On the other hand, the trimonzo |||0 0 0 0 0 0 0 0 0 2>>> could refer
to the 25.7.11, 5.49.11, 5.7.121, 5.11/7.121 subgroups.

They have the same unweighted complexity, and yet couldn't be further
apart for weighted complexity.

-Mike

--- In tuning-math@yahoogroups.com, Mike Battaglia <battaglia01@...> wrote:

> I don't see how this could possibly be the case. For instance, in the
> 11-limit, the trimonzo |||2 0 0 0 0 0 0 0 0 0>>> could refer to the
> 4.3.5, 2.9.5, 2.3.25, 4.6.5, etc, subgroups.

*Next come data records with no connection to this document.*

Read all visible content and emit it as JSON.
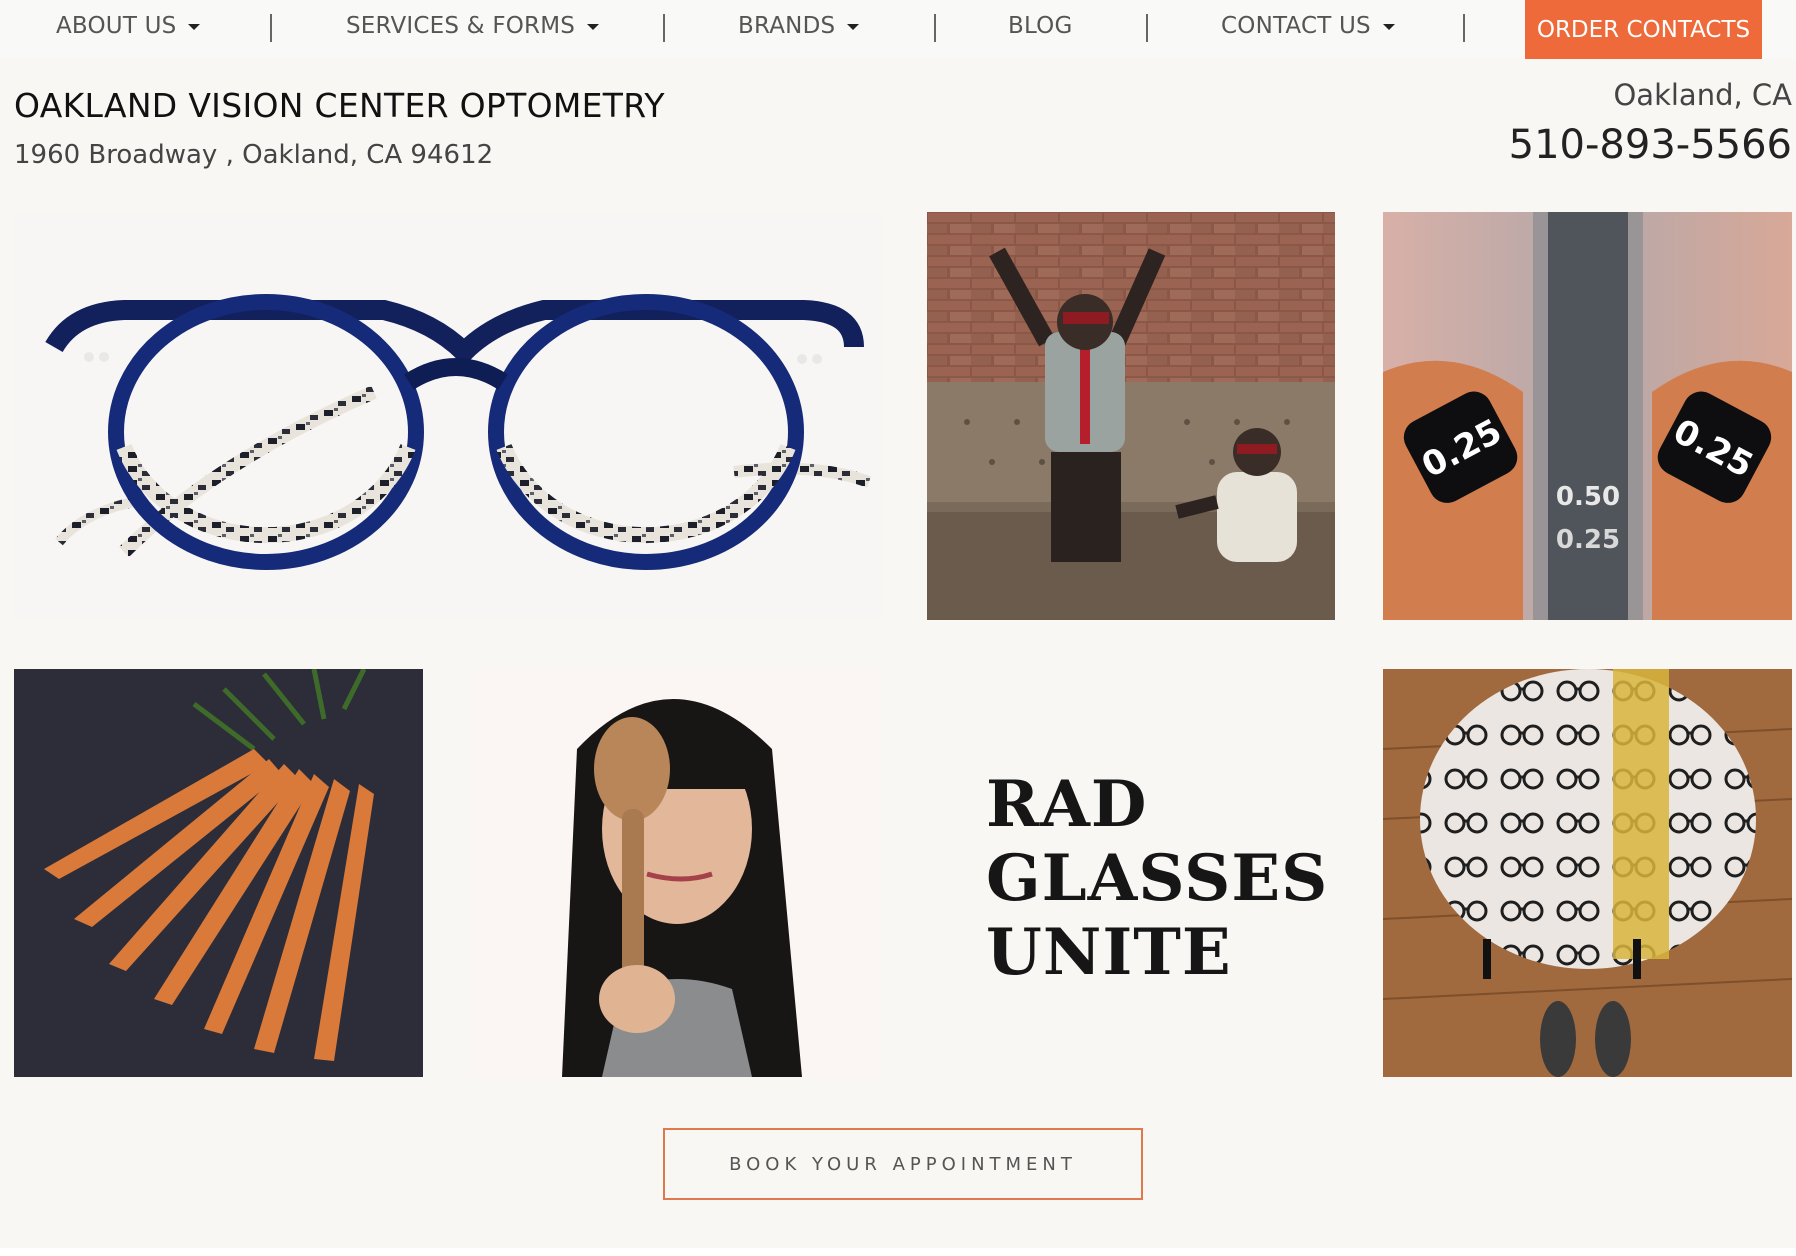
{
  "nav": {
    "items": [
      {
        "label": "ABOUT US",
        "dropdown": true
      },
      {
        "label": "SERVICES & FORMS",
        "dropdown": true
      },
      {
        "label": "BRANDS",
        "dropdown": true
      },
      {
        "label": "BLOG",
        "dropdown": false
      },
      {
        "label": "CONTACT US",
        "dropdown": true
      }
    ],
    "cta_label": "ORDER CONTACTS",
    "cta_color": "#ee6a3a"
  },
  "header": {
    "business_name": "OAKLAND VISION CENTER OPTOMETRY",
    "address": "1960 Broadway , Oakland, CA 94612",
    "city": "Oakland, CA",
    "phone": "510-893-5566"
  },
  "gallery": {
    "tiles": [
      {
        "name": "blue-tortoise-glasses-photo"
      },
      {
        "name": "chimps-3d-glasses-photo"
      },
      {
        "name": "phoropter-lenses-photo",
        "lens_labels": [
          "0.25",
          "0.25"
        ],
        "chart_labels": [
          "0.50",
          "0.25"
        ]
      },
      {
        "name": "carrots-photo"
      },
      {
        "name": "woman-wooden-spoon-photo"
      },
      {
        "name": "rad-glasses-unite-text-tile"
      },
      {
        "name": "glasses-print-stool-photo"
      }
    ],
    "tagline_lines": [
      "RAD",
      "GLASSES",
      "UNITE"
    ]
  },
  "cta": {
    "book_label": "BOOK YOUR APPOINTMENT",
    "accent": "#e07a4e"
  }
}
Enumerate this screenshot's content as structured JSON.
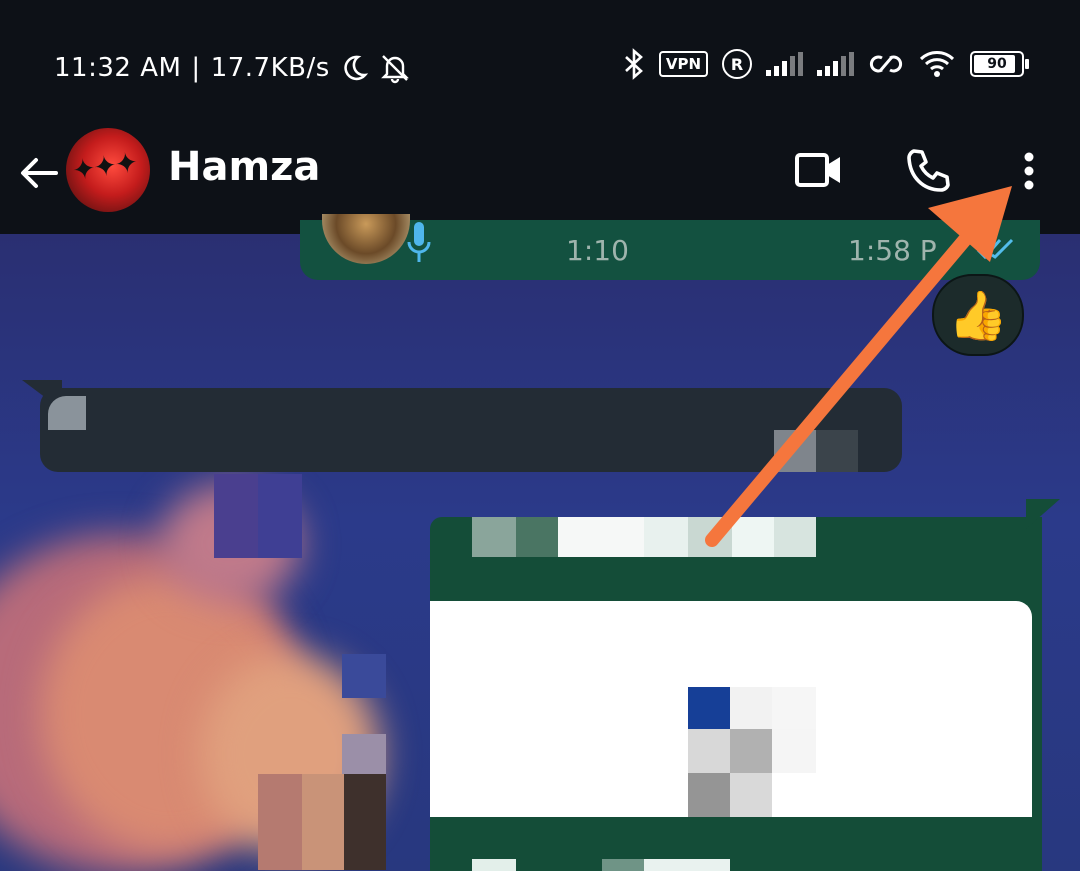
{
  "status_bar": {
    "time": "11:32 AM",
    "separator": "|",
    "network_speed": "17.7KB/s",
    "vpn_label": "VPN",
    "roaming_label": "R",
    "battery_level": "90",
    "icons": [
      "moon-icon",
      "mute-bell-icon",
      "bluetooth-icon",
      "vpn-icon",
      "roaming-icon",
      "signal-icon",
      "signal-icon",
      "hotspot-icon",
      "wifi-icon",
      "battery-icon"
    ]
  },
  "app_bar": {
    "contact_name": "Hamza",
    "icons": [
      "back-arrow-icon",
      "video-call-icon",
      "voice-call-icon",
      "more-options-icon"
    ]
  },
  "messages": {
    "voice_note": {
      "duration": "1:10",
      "timestamp": "1:58 P"
    },
    "reaction": "👍"
  },
  "colors": {
    "bar_bg": "#0d1117",
    "outgoing_bubble": "#144d38",
    "incoming_bubble": "#232c35",
    "annotation_arrow": "#f5763d"
  }
}
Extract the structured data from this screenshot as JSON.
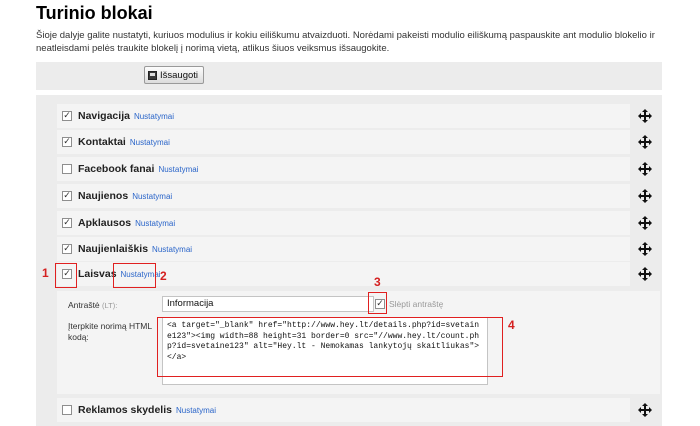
{
  "page": {
    "title": "Turinio blokai",
    "intro": "Šioje dalyje galite nustatyti, kuriuos modulius ir kokiu eiliškumu atvaizduoti. Norėdami pakeisti modulio eiliškumą paspauskite ant modulio blokelio ir neatleisdami pelės traukite blokelį į norimą vietą, atlikus šiuos veiksmus išsaugokite."
  },
  "toolbar": {
    "save_label": "Išsaugoti",
    "save_icon": "save-icon"
  },
  "settings_link": "Nustatymai",
  "move_icon": "move-arrows-icon",
  "modules": [
    {
      "name": "Navigacija",
      "checked": true
    },
    {
      "name": "Kontaktai",
      "checked": true
    },
    {
      "name": "Facebook fanai",
      "checked": false
    },
    {
      "name": "Naujienos",
      "checked": true
    },
    {
      "name": "Apklausos",
      "checked": true
    },
    {
      "name": "Naujienlaiškis",
      "checked": true
    },
    {
      "name": "Laisvas",
      "checked": true
    },
    {
      "name": "Reklamos skydelis",
      "checked": false
    }
  ],
  "expanded": {
    "title_label": "Antraštė",
    "title_lang": "(LT):",
    "title_value": "Informacija",
    "hide_title_label": "Slėpti antraštę",
    "hide_title_checked": true,
    "html_label": "Įterpkite norimą HTML kodą:",
    "html_value": "<a target=\"_blank\" href=\"http://www.hey.lt/details.php?id=svetaine123\"><img width=88 height=31 border=0 src=\"//www.hey.lt/count.php?id=svetaine123\" alt=\"Hey.lt - Nemokamas lankytojų skaitliukas\"></a>"
  },
  "annotations": [
    "1",
    "2",
    "3",
    "4"
  ],
  "colors": {
    "link": "#2a65c9",
    "annotation": "#e02020",
    "panel": "#ececec",
    "row": "#f4f4f4"
  }
}
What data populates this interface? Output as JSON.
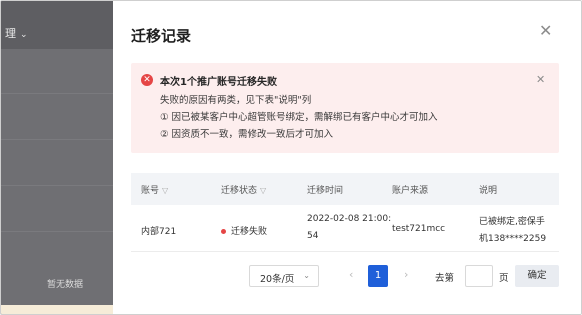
{
  "background": {
    "menu_label": "理",
    "empty_text": "暂无数据"
  },
  "modal": {
    "title": "迁移记录",
    "alert": {
      "icon": "✕",
      "title": "本次1个推广账号迁移失败",
      "lines": [
        "失败的原因有两类，见下表\"说明\"列",
        "① 因已被某客户中心超管账号绑定，需解绑已有客户中心才可加入",
        "② 因资质不一致，需修改一致后才可加入"
      ]
    },
    "table": {
      "columns": [
        "账号",
        "迁移状态",
        "迁移时间",
        "账户来源",
        "说明"
      ],
      "rows": [
        {
          "account": "内部721",
          "status": "迁移失败",
          "time_line1": "2022-02-08 21:00:",
          "time_line2": "54",
          "source": "test721mcc",
          "note_line1": "已被绑定,密保手",
          "note_line2": "机138****2259"
        }
      ]
    },
    "pagination": {
      "page_size": "20条/页",
      "current_page": "1",
      "goto_label": "去第",
      "goto_unit": "页",
      "confirm": "确定"
    }
  },
  "colors": {
    "primary": "#1f5fd9",
    "error": "#e54545",
    "alert_bg": "#fdeeee"
  }
}
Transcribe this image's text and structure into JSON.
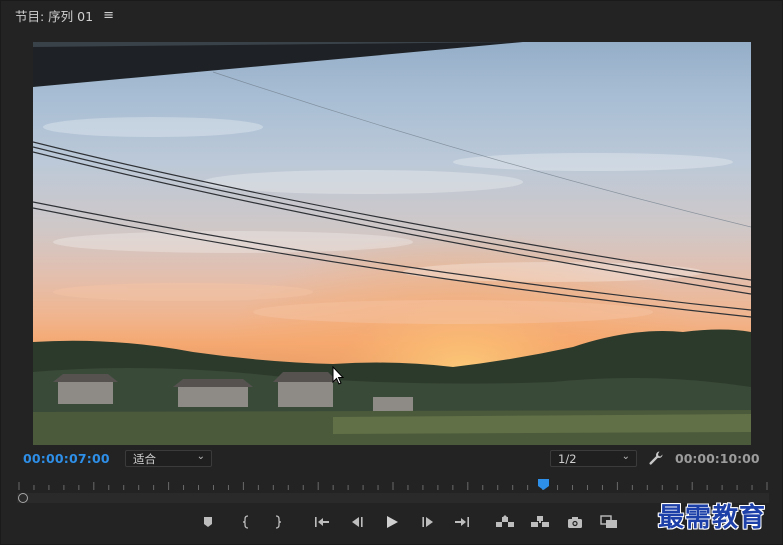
{
  "panel": {
    "title": "节目: 序列 01",
    "menu_glyph": "≡"
  },
  "viewer": {
    "content": "sunset-landscape-frame"
  },
  "controls": {
    "current_timecode": "00:00:07:00",
    "zoom_value": "适合",
    "resolution_value": "1/2",
    "duration_timecode": "00:00:10:00"
  },
  "playback": {
    "position_fraction": 0.7
  },
  "transport_buttons": [
    {
      "name": "add-marker-button",
      "icon": "marker-icon"
    },
    {
      "name": "mark-in-button",
      "icon": "mark-in-icon"
    },
    {
      "name": "mark-out-button",
      "icon": "mark-out-icon"
    },
    {
      "name": "go-to-in-button",
      "icon": "go-to-in-icon"
    },
    {
      "name": "step-back-button",
      "icon": "step-back-icon"
    },
    {
      "name": "play-button",
      "icon": "play-icon"
    },
    {
      "name": "step-forward-button",
      "icon": "step-forward-icon"
    },
    {
      "name": "go-to-out-button",
      "icon": "go-to-out-icon"
    },
    {
      "name": "lift-button",
      "icon": "lift-icon"
    },
    {
      "name": "extract-button",
      "icon": "extract-icon"
    },
    {
      "name": "export-frame-button",
      "icon": "camera-icon"
    },
    {
      "name": "comparison-view-button",
      "icon": "comparison-icon"
    }
  ],
  "watermark": {
    "text": "最需教育"
  },
  "colors": {
    "accent_timecode": "#2e8fe8",
    "playhead": "#2e8fe8",
    "panel_bg": "#232323"
  }
}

I'm not using any of that.

On Wed, Jul 25, 2012 at 8:07 PM, genewardsmith <genewardsmith@sbcglobal.net>
wrote:
>
> --- In tuning-math@yahoogroups.com, Mike Battaglia <battaglia01@...>
> wrote:
>
> > I don't see how this could possibly be the case. For instance, in the
> > 11-limit, the trimonzo |||2 0 0 0 0 0 0 0 0 0>>> could refer to the
> > 4.3.5, 2.9.5, 2.3.25, 4.6.5, etc, subgroups.
>
> I'm not using any of that.

Not using any of "what"?

-Mike

--- In tuning-math@yahoogroups.com, Mike Battaglia <battaglia01@...> wrote:
>
> On Wed, Jul 25, 2012 at 8:07 PM, genewardsmith <genewardsmith@...>
> wrote:
> >
> > --- In tuning-math@yahoogroups.com, Mike Battaglia <battaglia01@>
> > wrote:
> >
> > > I don't see how this could possibly be the case. For instance, in the
> > > 11-limit, the trimonzo |||2 0 0 0 0 0 0 0 0 0>>> could refer to the
> > > 4.3.5, 2.9.5, 2.3.25, 4.6.5, etc, subgroups.
> >
> > I'm not using any of that.
>
> Not using any of "what"?

What you might call contorted subgroups. While there is much to be said for temperaments like baldy or stacks, the method using multimonzos won't find them.